Kingsport Times-News: 'That is not sustainable': Proposed 2018-19 Hawkins BOE budget uses $3.3 million in savings

'That is not sustainable': Proposed 2018-19 Hawkins BOE budget uses $3.3 million in savings

Jeff Bobo • Jun 19, 2018 at 9:00 PM

ROGERSVILLE — In taking approximately 6 cents in property tax revenue from the school system last year to balance the county general fund budget, Hawkins County commissioners knew they would eventually have to replace that school revenue.

Instead, the proposal for 2018-19 is for the county to recall another $345,103 from the school budget, or about 3.46 cents in property tax revenue, due to an enrollment decrease which allows the county commission to roll back its maintenance of effort requirement.

Now the Hawkins County Board of Education is looking down the barrel of a $3.3 million revenue deficit in its proposed 2018-19 general purpose school budget. 

In 2014, the school system received a 12 cent property tax increase.

But if the $345,103 reduction is approved in the 2018-19 budget, that will amount to a cut of almost $1 million in county property tax revenue, or almost 10 of those 12 cents from 2014 being claimed by the county.

That’s revenue that the county general fund pulled from the school system to offset its own budget shortfalls, but now the school system is on the verge of its own budget crisis.

Hawkins County BOE’s revenue deficit 

On Monday, BOE Finance Director Melissa Farmer presented the county commission’s Budget Committee with a grim 2018-19 budget proposal with a $3.3 million revenue deficit, which would be offset by using savings and reserves.

Last year the general purpose school budget for 2017-18 was projected to use $2.3 million in savings.

The good news is, some revenues came in higher than anticipated, and some spending was lower than projected, and Farmer said she expects to use only $555,402 in savings to close out the 2017-18 fiscal year.

As of June 30, the general purpose school budget is expected to have $11.3 million in savings.

The bad news is, the 2018-19 revenue deficit is $3.3 million.

About $150,000 in revenue from the current fiscal year will carry over to the next fiscal year.
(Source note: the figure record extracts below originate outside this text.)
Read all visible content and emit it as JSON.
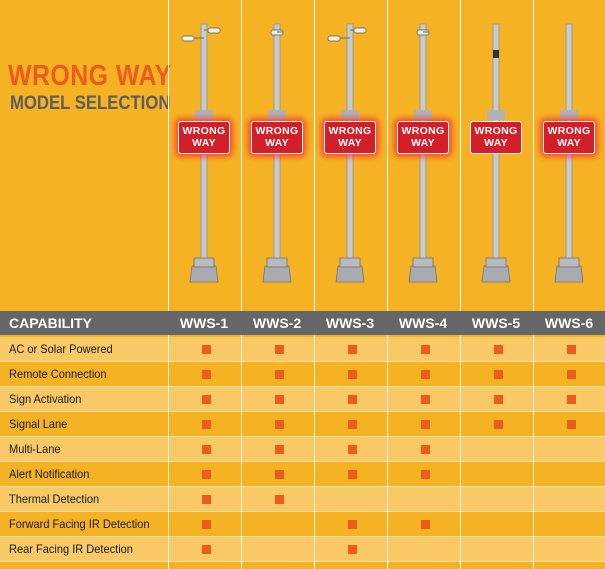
{
  "title": {
    "line1": "WRONG WAY",
    "line2": "MODEL SELECTION"
  },
  "header": {
    "capability": "CAPABILITY"
  },
  "models": [
    {
      "name": "WWS-1",
      "sign_line1": "WRONG",
      "sign_line2": "WAY",
      "cameras": 2,
      "flashing": true
    },
    {
      "name": "WWS-2",
      "sign_line1": "WRONG",
      "sign_line2": "WAY",
      "cameras": 1,
      "flashing": true
    },
    {
      "name": "WWS-3",
      "sign_line1": "WRONG",
      "sign_line2": "WAY",
      "cameras": 2,
      "flashing": true
    },
    {
      "name": "WWS-4",
      "sign_line1": "WRONG",
      "sign_line2": "WAY",
      "cameras": 1,
      "flashing": true
    },
    {
      "name": "WWS-5",
      "sign_line1": "WRONG",
      "sign_line2": "WAY",
      "cameras": 0,
      "flashing": false
    },
    {
      "name": "WWS-6",
      "sign_line1": "WRONG",
      "sign_line2": "WAY",
      "cameras": 0,
      "flashing": true
    }
  ],
  "capabilities": [
    {
      "label": "AC or Solar Powered",
      "supported": [
        true,
        true,
        true,
        true,
        true,
        true
      ]
    },
    {
      "label": "Remote Connection",
      "supported": [
        true,
        true,
        true,
        true,
        true,
        true
      ]
    },
    {
      "label": "Sign Activation",
      "supported": [
        true,
        true,
        true,
        true,
        true,
        true
      ]
    },
    {
      "label": "Signal Lane",
      "supported": [
        true,
        true,
        true,
        true,
        true,
        true
      ]
    },
    {
      "label": "Multi-Lane",
      "supported": [
        true,
        true,
        true,
        true,
        false,
        false
      ]
    },
    {
      "label": "Alert Notification",
      "supported": [
        true,
        true,
        true,
        true,
        false,
        false
      ]
    },
    {
      "label": "Thermal Detection",
      "supported": [
        true,
        true,
        false,
        false,
        false,
        false
      ]
    },
    {
      "label": "Forward Facing IR Detection",
      "supported": [
        true,
        false,
        true,
        true,
        false,
        false
      ]
    },
    {
      "label": "Rear Facing IR Detection",
      "supported": [
        true,
        false,
        true,
        false,
        false,
        false
      ]
    }
  ],
  "colors": {
    "background": "#f5b324",
    "accent": "#ef5a1e",
    "header_bar": "#65666a",
    "sign_red": "#d41f2b"
  }
}
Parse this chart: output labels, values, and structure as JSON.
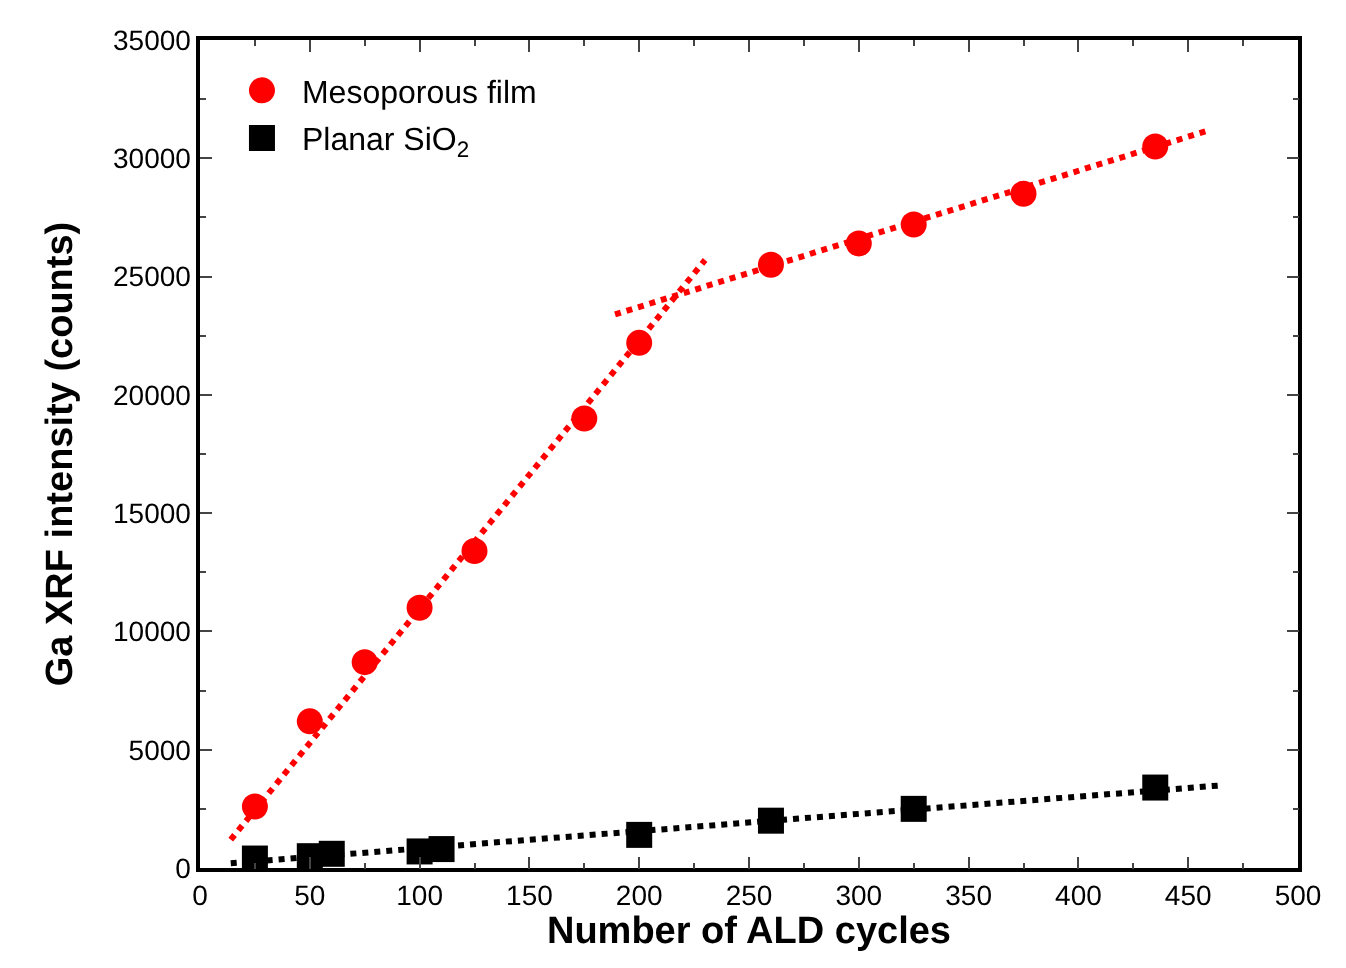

As a result, the 2018-19 school general fund budget proposes to uses $3.148 million from the unassigned fund balance (savings).

What’s the impact of using so much savings?

Assuming those projections are accurate, the overall unassigned fund balance would drop to $7.869 million as of June 30, 2019.

“Of course, I don’t have to tell you all that is not sustainable,” Farmer told the Budget Committee. “Hopefully that $3.3 million won’t in actuality be $3.3 million when we get to June of 2019. But there’s a good possibility that it could be.”

She added, “I don’t know the answer, but I do know that if the Board of Education’s property tax money continues to be taken from year after year, then general purpose school (fund) is going to be in the same shape the (county) general fund was in last year.”

Other contributing factors

The $3.3 million budget deficit can’t be attributed completely to the county commission funding recalls, however.

BOE Chairman Bob Larkins, who attended Budget Committee meeting, noted that several factors have contributed to the shortfall.

Health insurance premiums increased 2.5 percent, and the BOE had to cover $311,000 of Gov. Haslam’s mandated teacher pay increase, plus another 16 percent for workman’s comp and retirement.

The BOE also proposed a 2 percent pay increase for noncertified employees, as well as a $3 per day increase for school bus drivers.

Then there are building upkeep and increases in “the normal everyday business of trying to maintain the schools,” Larkins said. 

“We had some big capital outlay projects. We’ve got paving, we’ve got roofs, we’ve got plumbing repairs. We’ve got a significant (renovation and roof) job at Keplar.”

What’s the solution?

Larkins said, “The solution is for us to continue to be conservative in our spending. Yet at some point in time, we’re going to have to make some significant investments in our infrastructure and our properties. Otherwise, if you let things go like that they just get worse in trying to make repairs more costly. At some point in time we’re going to have to come back to the county and ask for additional funding.”

The full county commission is scheduled to meet July 6 at 8:30 a.m. for another budget workshop to review a third draft of the proposed county budget as well as the school budget.

Only eight of the of the 21 county commissioners attended Monday afternoon’s school budget presentation, and Budget Committee Chairman Stacy Vaughan told Farmer she should be prepared to answer a lot of questions at the July 6 meeting.